Dans le contexte des sanctions imposées à la Russie, une attention beaucoup plus grande devrait être accordée à la réglementation de la finance internationale.

Le nouveau modèle socio-économique mondial devrait bien sûr traiter beaucoup plus des limites de notre planète et des formes de fiscalité et d’avantages sociaux mondiaux afin de s’éloigner de la logique mondiale constante du productivisme. Dans le contexte des sanctions imposées à la Russie, une attention beaucoup plus grande devrait être accordée à la réglementation de la finance internationale, des entreprises multinationales et, surtout, des mercenaires et des marchands d’armes. La tragédie est qu’il y a si peu d’appels pour un État-providence mondial.

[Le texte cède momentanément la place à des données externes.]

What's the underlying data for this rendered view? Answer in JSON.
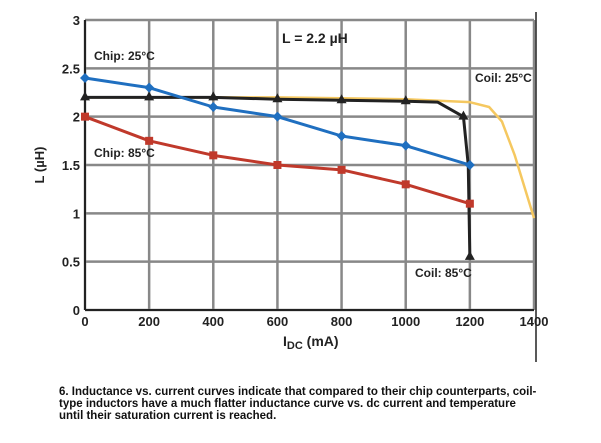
{
  "chart_data": {
    "type": "line",
    "title": "L = 2.2 µH",
    "xlabel_main": "I",
    "xlabel_sub": "DC",
    "xlabel_unit": " (mA)",
    "ylabel": "L (µH)",
    "xlim": [
      0,
      1400
    ],
    "ylim": [
      0,
      3
    ],
    "xticks": [
      "0",
      "200",
      "400",
      "600",
      "800",
      "1000",
      "1200",
      "1400"
    ],
    "yticks": [
      "0",
      "0.5",
      "1",
      "1.5",
      "2",
      "2.5",
      "3"
    ],
    "grid": true,
    "series": [
      {
        "name": "Chip: 25°C",
        "color": "#1f6fc0",
        "marker": "diamond",
        "x": [
          0,
          200,
          400,
          600,
          800,
          1000,
          1200
        ],
        "y": [
          2.4,
          2.3,
          2.1,
          2.0,
          1.8,
          1.7,
          1.5
        ]
      },
      {
        "name": "Chip: 85°C",
        "color": "#c0392b",
        "marker": "square",
        "x": [
          0,
          200,
          400,
          600,
          800,
          1000,
          1200
        ],
        "y": [
          2.0,
          1.75,
          1.6,
          1.5,
          1.45,
          1.3,
          1.1
        ]
      },
      {
        "name": "Coil: 25°C",
        "color": "#f5c860",
        "marker": "none",
        "x": [
          0,
          200,
          400,
          600,
          800,
          1000,
          1200,
          1260,
          1300,
          1340,
          1400
        ],
        "y": [
          2.2,
          2.2,
          2.2,
          2.2,
          2.19,
          2.18,
          2.15,
          2.1,
          1.95,
          1.6,
          0.95
        ]
      },
      {
        "name": "Coil: 85°C",
        "color": "#222222",
        "marker": "triangle",
        "x": [
          0,
          200,
          400,
          600,
          800,
          1000,
          1100,
          1180,
          1195,
          1200
        ],
        "y": [
          2.2,
          2.2,
          2.2,
          2.18,
          2.17,
          2.16,
          2.15,
          2.0,
          1.5,
          0.55
        ],
        "marker_x": [
          0,
          200,
          400,
          600,
          800,
          1000,
          1180,
          1200
        ],
        "marker_y": [
          2.2,
          2.2,
          2.2,
          2.18,
          2.17,
          2.16,
          2.0,
          0.55
        ]
      }
    ]
  },
  "caption": "6. Inductance vs. current curves indicate that compared to their chip counterparts, coil-type inductors have a much flatter inductance curve vs. dc current and temperature until their saturation current is reached."
}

N. : Plaider pour une coexistence active pacifique semble plus nécessaire que jamais. Un monde sans course aux armements et sans arme atomique, n’est-ce pas ce dont nous avons besoin, aussi utopique que cela puisse paraître ?

P.S. : Sûrement ! Certes, l’exigence du « désarmement universel et total » du mouvement des non-alignés n’a pas empêché certains États-membres de créer des programmes nucléaires, souvent en secret, malgré l’évident impératif moral du désarmement. En effet, les appels à une résolution pacifique du conflit coexistaient avec des pratiques de vente d’armes, non seulement aux mouvements de libération nationale mais aussi partout où l’on pouvait profiter du marché mondial de l’armement... Dans le même temps, le mouvement des non-alignés a été parmi les premiers à comprendre le danger de la croissance des arsenaux nucléaires, ainsi que la possibilité d’un « dividende de la paix », où l’argent dépensé pour la défense serait réorienté vers le développement social et économique.

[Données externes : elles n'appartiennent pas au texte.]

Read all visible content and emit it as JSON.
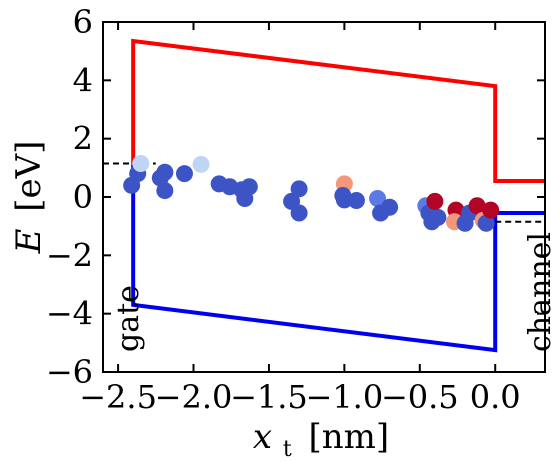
{
  "chart_data": {
    "type": "scatter",
    "xlabel": {
      "symbol": "x",
      "subscript": "t",
      "unit": "[nm]"
    },
    "ylabel": {
      "symbol": "E",
      "unit": "[eV]"
    },
    "xlim": [
      -2.6,
      0.33
    ],
    "ylim": [
      -6,
      6
    ],
    "xticks": [
      -2.5,
      -2.0,
      -1.5,
      -1.0,
      -0.5,
      0.0
    ],
    "xtick_labels": [
      "−2.5",
      "−2.0",
      "−1.5",
      "−1.0",
      "−0.5",
      "0.0"
    ],
    "yticks": [
      -6,
      -4,
      -2,
      0,
      2,
      4,
      6
    ],
    "ytick_labels": [
      "−6",
      "−4",
      "−2",
      "0",
      "2",
      "4",
      "6"
    ],
    "grid": false,
    "region_labels": {
      "gate": "gate",
      "channel": "channel"
    },
    "colors": {
      "conduction_band": "#ff0000",
      "valence_band": "#0000ee",
      "fermi_level": "#000000"
    },
    "conduction_band": {
      "x": [
        -2.4,
        -2.4,
        0.0,
        0.0,
        0.33
      ],
      "y": [
        1.1,
        5.35,
        3.8,
        0.55,
        0.55
      ]
    },
    "valence_band": {
      "x": [
        -2.4,
        -2.4,
        0.0,
        0.0,
        0.33
      ],
      "y": [
        1.1,
        -3.7,
        -5.25,
        -0.55,
        -0.55
      ]
    },
    "fermi_levels": [
      {
        "x": [
          -2.6,
          -2.25
        ],
        "y": [
          1.15,
          1.15
        ]
      },
      {
        "x": [
          0.0,
          0.33
        ],
        "y": [
          -0.85,
          -0.85
        ]
      }
    ],
    "points": [
      {
        "x": -2.37,
        "y": 0.8,
        "color": "#3d54c6"
      },
      {
        "x": -2.41,
        "y": 0.4,
        "color": "#3d54c6"
      },
      {
        "x": -2.35,
        "y": 1.15,
        "color": "#c0d4f5"
      },
      {
        "x": -2.22,
        "y": 0.65,
        "color": "#3d54c6"
      },
      {
        "x": -2.19,
        "y": 0.85,
        "color": "#3d54c6"
      },
      {
        "x": -2.19,
        "y": 0.22,
        "color": "#3d54c6"
      },
      {
        "x": -2.06,
        "y": 0.8,
        "color": "#3d54c6"
      },
      {
        "x": -1.95,
        "y": 1.12,
        "color": "#c0d4f5"
      },
      {
        "x": -1.83,
        "y": 0.45,
        "color": "#3d54c6"
      },
      {
        "x": -1.76,
        "y": 0.35,
        "color": "#3d54c6"
      },
      {
        "x": -1.68,
        "y": 0.25,
        "color": "#3d54c6"
      },
      {
        "x": -1.66,
        "y": -0.05,
        "color": "#3d54c6"
      },
      {
        "x": -1.63,
        "y": 0.35,
        "color": "#3d54c6"
      },
      {
        "x": -1.35,
        "y": -0.15,
        "color": "#3d54c6"
      },
      {
        "x": -1.3,
        "y": 0.28,
        "color": "#3d54c6"
      },
      {
        "x": -1.3,
        "y": -0.55,
        "color": "#3d54c6"
      },
      {
        "x": -1.0,
        "y": 0.45,
        "color": "#f4987a"
      },
      {
        "x": -1.01,
        "y": 0.05,
        "color": "#3d54c6"
      },
      {
        "x": -1.0,
        "y": -0.1,
        "color": "#3d54c6"
      },
      {
        "x": -0.92,
        "y": -0.12,
        "color": "#3d54c6"
      },
      {
        "x": -0.78,
        "y": -0.05,
        "color": "#5b7ae5"
      },
      {
        "x": -0.76,
        "y": -0.55,
        "color": "#3d54c6"
      },
      {
        "x": -0.7,
        "y": -0.35,
        "color": "#3d54c6"
      },
      {
        "x": -0.46,
        "y": -0.3,
        "color": "#5b7ae5"
      },
      {
        "x": -0.44,
        "y": -0.55,
        "color": "#3d54c6"
      },
      {
        "x": -0.42,
        "y": -0.85,
        "color": "#3d54c6"
      },
      {
        "x": -0.38,
        "y": -0.7,
        "color": "#3d54c6"
      },
      {
        "x": -0.4,
        "y": -0.15,
        "color": "#b40426"
      },
      {
        "x": -0.26,
        "y": -0.45,
        "color": "#b40426"
      },
      {
        "x": -0.27,
        "y": -0.85,
        "color": "#f4987a"
      },
      {
        "x": -0.2,
        "y": -0.9,
        "color": "#3d54c6"
      },
      {
        "x": -0.17,
        "y": -0.55,
        "color": "#3d54c6"
      },
      {
        "x": -0.12,
        "y": -0.3,
        "color": "#b40426"
      },
      {
        "x": -0.08,
        "y": -0.8,
        "color": "#f4987a"
      },
      {
        "x": -0.06,
        "y": -0.9,
        "color": "#3d54c6"
      },
      {
        "x": -0.03,
        "y": -0.45,
        "color": "#b40426"
      }
    ]
  }
}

N. : N’avons-nous pas aussi besoin d’une réforme de l’ONU, qui a perdu l’importance qu’elle avait à l’ère du non-alignement ?

P.S. : Au Sommet des non-alignés au Caire en 1964, Amilcar Cabral a décrit l’ONU comme un « géant aux mains liées » et sa réforme est devenue une priorité pour le mouvement. Beaucoup a été fait pour rendre les organes des Nations Unies tels que l’ECOSOC plus représentatifs, et la création d’organes tels que la CNUCED et l’ONUDI est devenue une impulsion importante pour les processus de planification du développement national dans les pays du sud, tandis que l’UNESCO a commencé à plaider en faveur de pratiques culturelles décoloniales. Dans le même temps, le Conseil de sécurité n’a jamais subi de réformes et le droit de veto est resté entre les mains des États les plus puissants, qui sont souvent les principaux agresseurs dans le monde. Plus important encore, le centre de la domination mondiale sur les processus économiques et sociaux est passé de l’ONU et de ses agences à la Banque mondiale, au FMI et à l’Organisation mondiale du commerce. Par conséquent, une réforme de la gouvernance mondiale, dans laquelle l’ONU et les acteurs non étatiques au sein de sa structure joueraient un rôle plus important, est plus nécessaire que jamais, mais en même temps moins probable. C’est peut-être secondaire, mais il y a beaucoup de discussions dans les médias sur le fait que de nombreux pays du Sud se sont abstenus lors de la première résolution de l’ONU sur l’Ukraine. Ces pays ont certainement le sentiment que la guerre en Ukraine ne les concerne pas, leur attitude peut découler de leur vieille loyauté envers l’URSS et de l’aide qu’ils en ont reçue après l’indépendance, mais cela peut aussi être compris comme un « signal de vie post-mortem » du non-alignement, un appel à se retirer du régime politique des superpuissances et à appliquer systématiquement le droit international.

N. : Les non-alignés nous rappellent la nécessité d’un système multipolaire et du multilatéralisme. N’est-ce pas la tâche la plus urgente dans une situation où nous sommes menacés par une nouvelle guerre froide ?

P.S. : Je ne sais pas si un monde dominé par plusieurs États, dont l’Inde et la Chine, engagés dans un combat pour l’hégémonie, serait plus favorable qu’un monde bipolaire où le non-alignement apparaitrait comme un contrepoids. Aujourd’hui, nous avons une realpolitik de la puissance qui, comme on le voit, est assez terrifiante.